According to Ian Cameron, AfriForum’s Head of Community Safety, the organisation is currently consulting with its legal team about further steps that can be taken to acquire this information, as the reasons provided for the withholding thereof are insufficient.
The North Gauteng High Court referred an application in terms of the Promotion of Access to Information Act (act number 2 of 2000) (PAIA) that AfriForum brought against the police, back to SAPS in May 2017. According to this order SAPS should have provided the requested information to AfriForum within 60 days or given valid reasons why they could not do this. The application requested that SAPS disclose the number of state-registered firearms that had been stolen, lost or recovered between 2009 and 2014 according to the police’s asset register, as well as the central firearms register.
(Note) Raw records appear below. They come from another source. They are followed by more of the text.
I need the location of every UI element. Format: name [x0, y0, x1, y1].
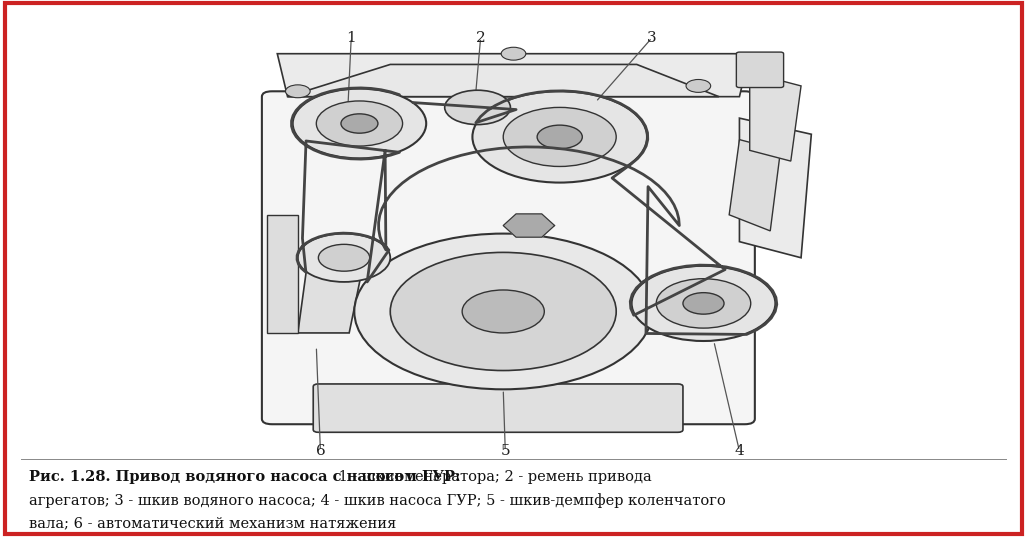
- Circle shape: [286, 85, 310, 98]
- Circle shape: [298, 234, 390, 282]
- Circle shape: [445, 90, 510, 125]
- Text: Рис. 1.28. Привод водяного насоса с насосом ГУР:: Рис. 1.28. Привод водяного насоса с насо…: [29, 470, 460, 484]
- Text: 2: 2: [476, 31, 486, 45]
- FancyBboxPatch shape: [262, 91, 755, 424]
- Circle shape: [686, 79, 711, 92]
- FancyBboxPatch shape: [313, 384, 683, 432]
- Polygon shape: [503, 214, 555, 237]
- Circle shape: [503, 107, 616, 166]
- Circle shape: [318, 244, 370, 271]
- Polygon shape: [267, 215, 298, 333]
- Text: 4: 4: [734, 444, 745, 458]
- Circle shape: [316, 101, 403, 146]
- Polygon shape: [298, 258, 365, 333]
- Polygon shape: [288, 64, 719, 97]
- Polygon shape: [750, 75, 801, 161]
- Polygon shape: [277, 54, 750, 97]
- Circle shape: [683, 293, 724, 314]
- Text: 3: 3: [647, 31, 657, 45]
- Text: 6: 6: [315, 444, 326, 458]
- Polygon shape: [739, 118, 811, 258]
- Circle shape: [537, 125, 582, 149]
- Circle shape: [354, 234, 652, 389]
- Text: 1: 1: [346, 31, 356, 45]
- Text: агрегатов; 3 - шкив водяного насоса; 4 - шкив насоса ГУР; 5 - шкив-демпфер колен: агрегатов; 3 - шкив водяного насоса; 4 -…: [29, 493, 725, 508]
- Circle shape: [632, 266, 775, 341]
- Text: 1 - шкив генератора; 2 - ремень привода: 1 - шкив генератора; 2 - ремень привода: [335, 470, 652, 484]
- Circle shape: [472, 91, 647, 183]
- Text: вала; 6 - автоматический механизм натяжения: вала; 6 - автоматический механизм натяже…: [29, 516, 396, 530]
- FancyBboxPatch shape: [736, 52, 784, 88]
- Circle shape: [341, 114, 378, 133]
- Text: 5: 5: [500, 444, 510, 458]
- Polygon shape: [729, 140, 781, 231]
- Circle shape: [656, 279, 751, 328]
- Circle shape: [462, 290, 544, 333]
- Circle shape: [501, 47, 526, 60]
- Circle shape: [293, 89, 426, 158]
- Circle shape: [390, 252, 616, 371]
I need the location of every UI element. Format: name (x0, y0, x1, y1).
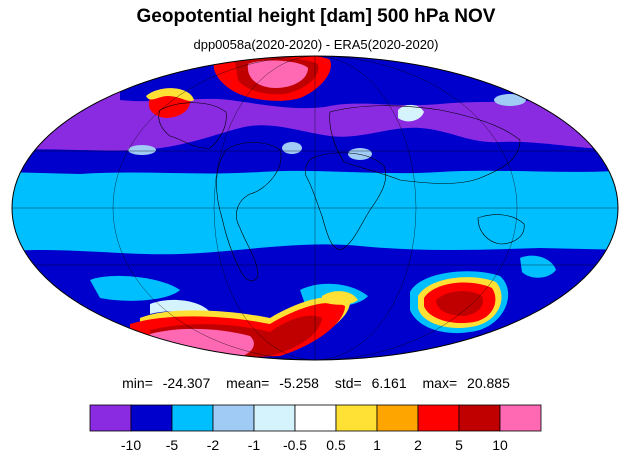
legend-tick-label: 1 (373, 437, 381, 453)
south-cyan-patch-3 (520, 255, 556, 278)
legend-tick-label: -2 (207, 437, 220, 453)
graticule (12, 56, 618, 360)
legend-swatch (376, 404, 419, 432)
legend-tick-label: 0.5 (326, 437, 346, 453)
atlantic-lightblue (282, 142, 302, 154)
legend-swatch (212, 404, 255, 432)
legend-tick-label: -10 (121, 437, 141, 453)
stat-min: min= -24.307 (122, 375, 211, 391)
legend-swatch (417, 404, 460, 432)
mollweide-map (11, 55, 619, 361)
ne-lightblue (494, 94, 526, 106)
legend-swatch (253, 404, 296, 432)
stat-max: max= 20.885 (422, 375, 510, 391)
north-pink-blob (247, 60, 308, 88)
plot-title: Geopotential height [dam] 500 hPa NOV (136, 6, 496, 27)
pacific-lightblue (128, 145, 156, 155)
legend-tick-label: 10 (492, 437, 508, 453)
color-legend: -10 -5 -2 -1 -0.5 0.5 1 2 5 10 (89, 404, 542, 453)
south-cyan-patch-1 (90, 275, 180, 301)
legend-swatch (499, 404, 542, 432)
legend-tick-label: -1 (248, 437, 261, 453)
legend-swatch (458, 404, 501, 432)
globe-outline (11, 55, 619, 361)
europe-lightblue (348, 148, 372, 160)
ne-antarctic-yellow (322, 291, 358, 305)
legend-tick-label: -5 (166, 437, 179, 453)
legend-swatch (294, 404, 337, 432)
stat-std: std= 6.161 (334, 375, 407, 391)
atlantic-paleblue (398, 104, 424, 122)
legend-swatch (171, 404, 214, 432)
legend-swatch (89, 404, 132, 432)
legend-tick-label: 5 (455, 437, 463, 453)
legend-swatch (130, 404, 173, 432)
legend-tick-label: -0.5 (283, 437, 307, 453)
coastlines (158, 102, 525, 282)
legend-tick-label: 2 (414, 437, 422, 453)
nw-yellow-ring (146, 88, 194, 102)
legend-swatch (335, 404, 378, 432)
stat-mean: mean= -5.258 (226, 375, 319, 391)
anomaly-field (12, 56, 618, 360)
statistics-line: min= -24.307 mean= -5.258 std= 6.161 max… (0, 375, 632, 391)
si-darkred-blob (436, 291, 484, 316)
plot-subtitle: dpp0058a(2020-2020) - ERA5(2020-2020) (193, 37, 439, 52)
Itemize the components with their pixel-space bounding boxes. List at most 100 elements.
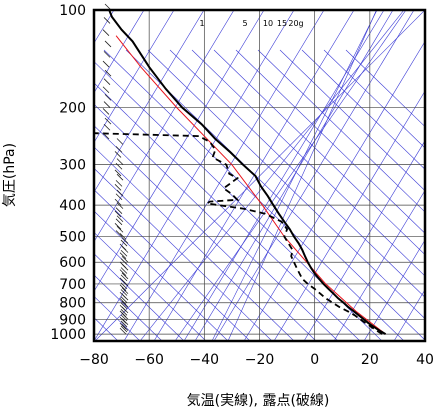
y-tick-label: 400: [59, 198, 86, 214]
wind-barb: [102, 108, 110, 115]
dry-adiabat-line: [257, 49, 425, 213]
wind-barb: [120, 302, 128, 310]
wind-barb: [119, 252, 127, 259]
wind-barb: [114, 169, 122, 177]
wind-barb: [115, 207, 123, 214]
wind-barb: [121, 237, 129, 244]
wind-barb: [120, 296, 128, 304]
isotherm-line: [94, 10, 265, 292]
wind-barb: [104, 69, 112, 77]
wind-barb: [114, 151, 122, 158]
x-tick-label: −80: [79, 352, 109, 368]
x-tick-label: 0: [310, 352, 319, 368]
wind-barb: [115, 146, 123, 153]
dry-adiabat-line: [235, 49, 425, 234]
mixing-ratio-label: 15: [277, 19, 287, 28]
dry-adiabat-line: [94, 210, 229, 341]
isotherm-line: [363, 239, 425, 341]
x-tick-labels: −80 −60 −40 −20 0 20 40: [79, 352, 434, 368]
temperature-line: [108, 10, 387, 335]
dry-adiabat-line: [213, 49, 425, 256]
wind-barb: [121, 255, 129, 263]
wind-barb: [102, 132, 110, 140]
reference-curve: [115, 35, 386, 335]
wind-barb: [115, 218, 123, 226]
y-axis-label: 気圧(hPa): [2, 143, 18, 207]
mixing-ratio-label: 20g: [288, 19, 303, 28]
wind-barb: [102, 29, 110, 36]
dry-adiabat-line: [125, 49, 425, 341]
isotherm-line: [273, 90, 425, 341]
wind-barb: [120, 267, 128, 274]
mixing-ratio-label: 1: [199, 19, 204, 28]
dry-adiabat-line: [94, 274, 163, 341]
wind-barb: [114, 223, 122, 230]
wind-barb: [120, 309, 128, 316]
wind-barb: [120, 314, 128, 322]
mixing-ratio-line: [194, 10, 394, 341]
isotherm-line: [213, 10, 415, 341]
wind-barb: [103, 101, 111, 108]
dry-adiabat-line: [279, 49, 425, 192]
wind-barb: [120, 289, 128, 296]
isotherm-line: [243, 40, 425, 341]
mixing-ratio-labels: 1 5 10 15 20g: [199, 19, 303, 28]
x-tick-label: 20: [361, 352, 379, 368]
wind-barb: [119, 322, 127, 330]
dry-adiabat-line: [94, 82, 361, 341]
isotherm-line: [183, 10, 385, 341]
wind-barb: [103, 17, 111, 24]
wind-barb: [114, 184, 122, 191]
wind-barb: [121, 287, 129, 294]
wind-barb: [121, 300, 129, 308]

“The announcement of these figures is in public interest and the fact that Minister Mbalula admits that lost and stolen police firearms are used in these types of crimes, confirms this. More than 18 000 people have already been murdered in the country this year and it is time that the government urgently intervenes,” says Cameron.
“With these figures, AfriForum is going to request the Independent Police Investigative Directorate (IPID) to launch an investigation into the police’s negligent handling of firearms, which is a big cause of violent crime in the country,” says Hein Gonzales, Risk and Support Manager for Community Safety at AfriForum.
The judge also ordered that SAPS pay AfriForum’s legal costs at attorney/client scale.